Henk Ovink thinks different. You realize that after just a few minutes of talking with him. Or by hearing some of his job titles: Sherpa for the UN Commission High Level Panel on Water, Netherlands' first Special Envoy for International Water Affairs. Or by looking at the photo of him standing fully dressed in a swimming pool (for a news profile).

A Dutch urban planner, Ovink came to the U.S.--a volunteer on loan from the Dutch government--to help rebuild New York City after Hurricane Sandy. His approach was . . . different. With the crucial buy-in of Shaun Donovan, then-head of the federal Department of Housing and Urban Development and the help of many partners, Ovink designed and ran a unique Rebuild By Design (RBD) process. RBD fostered a massive, intense collaboration-competition among communities, local, state, and federal governments, and design teams of professionals from around the globe that resulted in the development of seven world-class projects to boost the NYC region's resilience and attracted about $1 billion in federal investment. Now, with Jelte Boeijenga and interviews with a dozen partners, Ovink tells the inside story of the process and what was radically different about it: Too Big: Rebuild By Design: A Transformative Approach to Climate Change.

In "Too Big," Ovink explains that the complexities of climate change--the "new normal"--require a new approach that "steps outside existing frameworks and agreements based on assumptions made in the past. . .  We must free ourselves of too common 'cannot,' 'must not' and 'won't work' attitudes and embrace a 'yes, we can' mentality. That, in turn, means we must set aside accepted roles and challenge longstanding relationships.
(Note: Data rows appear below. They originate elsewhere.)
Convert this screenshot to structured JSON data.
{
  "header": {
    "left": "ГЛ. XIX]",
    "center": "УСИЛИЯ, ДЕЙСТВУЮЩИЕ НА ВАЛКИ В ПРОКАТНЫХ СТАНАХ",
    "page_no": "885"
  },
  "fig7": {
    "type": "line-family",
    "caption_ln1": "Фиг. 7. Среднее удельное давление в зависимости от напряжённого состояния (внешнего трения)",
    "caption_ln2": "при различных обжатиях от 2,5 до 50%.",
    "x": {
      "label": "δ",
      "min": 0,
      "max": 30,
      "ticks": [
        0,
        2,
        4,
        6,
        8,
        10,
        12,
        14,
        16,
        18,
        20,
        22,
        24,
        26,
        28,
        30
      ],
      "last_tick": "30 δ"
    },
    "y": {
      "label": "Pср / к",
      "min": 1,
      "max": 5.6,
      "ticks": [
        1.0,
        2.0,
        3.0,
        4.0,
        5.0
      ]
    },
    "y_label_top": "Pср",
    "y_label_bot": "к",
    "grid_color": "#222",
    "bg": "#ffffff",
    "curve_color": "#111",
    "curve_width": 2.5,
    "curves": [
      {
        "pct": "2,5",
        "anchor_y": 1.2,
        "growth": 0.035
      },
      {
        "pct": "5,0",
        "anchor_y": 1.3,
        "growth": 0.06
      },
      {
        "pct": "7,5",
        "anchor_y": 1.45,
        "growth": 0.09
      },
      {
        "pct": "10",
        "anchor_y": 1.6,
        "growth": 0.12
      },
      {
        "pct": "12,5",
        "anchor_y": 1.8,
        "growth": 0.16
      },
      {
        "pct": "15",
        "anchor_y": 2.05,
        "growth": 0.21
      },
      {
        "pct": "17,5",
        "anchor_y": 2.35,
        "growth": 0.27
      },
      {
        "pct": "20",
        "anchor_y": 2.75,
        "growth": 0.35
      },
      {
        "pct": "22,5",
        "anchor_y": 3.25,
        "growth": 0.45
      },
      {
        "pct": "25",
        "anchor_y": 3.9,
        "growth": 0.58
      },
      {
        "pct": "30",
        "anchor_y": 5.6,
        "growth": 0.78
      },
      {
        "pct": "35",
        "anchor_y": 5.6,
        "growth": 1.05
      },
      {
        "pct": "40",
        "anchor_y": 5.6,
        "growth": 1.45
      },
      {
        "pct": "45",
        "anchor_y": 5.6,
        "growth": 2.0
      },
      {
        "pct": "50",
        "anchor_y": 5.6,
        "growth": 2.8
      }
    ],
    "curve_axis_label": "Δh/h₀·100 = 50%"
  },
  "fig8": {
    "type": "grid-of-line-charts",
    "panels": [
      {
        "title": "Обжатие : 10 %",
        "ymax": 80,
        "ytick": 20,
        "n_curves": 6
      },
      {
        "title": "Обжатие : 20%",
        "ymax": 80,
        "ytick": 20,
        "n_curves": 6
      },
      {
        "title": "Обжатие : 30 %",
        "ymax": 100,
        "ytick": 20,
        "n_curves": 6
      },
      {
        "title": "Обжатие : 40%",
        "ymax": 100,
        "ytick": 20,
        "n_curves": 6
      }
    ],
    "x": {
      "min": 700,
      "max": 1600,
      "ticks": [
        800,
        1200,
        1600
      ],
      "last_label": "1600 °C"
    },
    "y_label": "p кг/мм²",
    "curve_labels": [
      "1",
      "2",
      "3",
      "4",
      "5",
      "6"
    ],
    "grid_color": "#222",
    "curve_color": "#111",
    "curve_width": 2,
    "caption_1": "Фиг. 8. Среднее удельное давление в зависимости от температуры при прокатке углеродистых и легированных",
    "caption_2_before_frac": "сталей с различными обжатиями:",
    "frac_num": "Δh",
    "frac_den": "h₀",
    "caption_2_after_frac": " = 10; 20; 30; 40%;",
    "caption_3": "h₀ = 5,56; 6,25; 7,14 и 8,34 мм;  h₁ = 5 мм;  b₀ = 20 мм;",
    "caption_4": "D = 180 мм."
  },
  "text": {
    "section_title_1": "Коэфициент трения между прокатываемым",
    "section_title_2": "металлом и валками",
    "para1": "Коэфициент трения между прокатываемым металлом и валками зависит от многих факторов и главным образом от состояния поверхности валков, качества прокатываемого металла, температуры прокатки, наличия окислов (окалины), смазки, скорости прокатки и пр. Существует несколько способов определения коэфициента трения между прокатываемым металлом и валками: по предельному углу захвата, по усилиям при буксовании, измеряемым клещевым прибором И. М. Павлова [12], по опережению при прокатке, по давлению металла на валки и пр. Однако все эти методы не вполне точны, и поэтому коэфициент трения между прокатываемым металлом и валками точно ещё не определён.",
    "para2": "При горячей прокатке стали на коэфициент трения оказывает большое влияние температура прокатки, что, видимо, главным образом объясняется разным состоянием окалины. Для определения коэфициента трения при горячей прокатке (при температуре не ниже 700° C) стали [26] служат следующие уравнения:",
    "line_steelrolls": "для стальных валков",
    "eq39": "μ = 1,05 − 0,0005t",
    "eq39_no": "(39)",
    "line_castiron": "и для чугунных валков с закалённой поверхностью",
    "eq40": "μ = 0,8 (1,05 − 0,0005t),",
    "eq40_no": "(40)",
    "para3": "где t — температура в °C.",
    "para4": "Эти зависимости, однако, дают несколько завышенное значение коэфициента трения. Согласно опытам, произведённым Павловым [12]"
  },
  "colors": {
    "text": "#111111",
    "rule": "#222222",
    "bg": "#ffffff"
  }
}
We need coordination between the analysis of challenges and real understandings of them, developing a comprehensive perspective that connects us to immediate action and immediate impact. in other words, we need truly inclusive collaboration that ties everyone and everything, from the first day to the last, into a new working culture."

Ovink's tale about how this was mostly accomplished, although not without great difficulty, in the midst of an enormous urban disaster--using a design process to "make a conscious detour around the sometimes rigid and ineffective ways that government and the whole of society works"--offers a series of lessons that other cities and national governments have already been using and that can help urban climate adaptation practitioners everywhere get further, faster, better.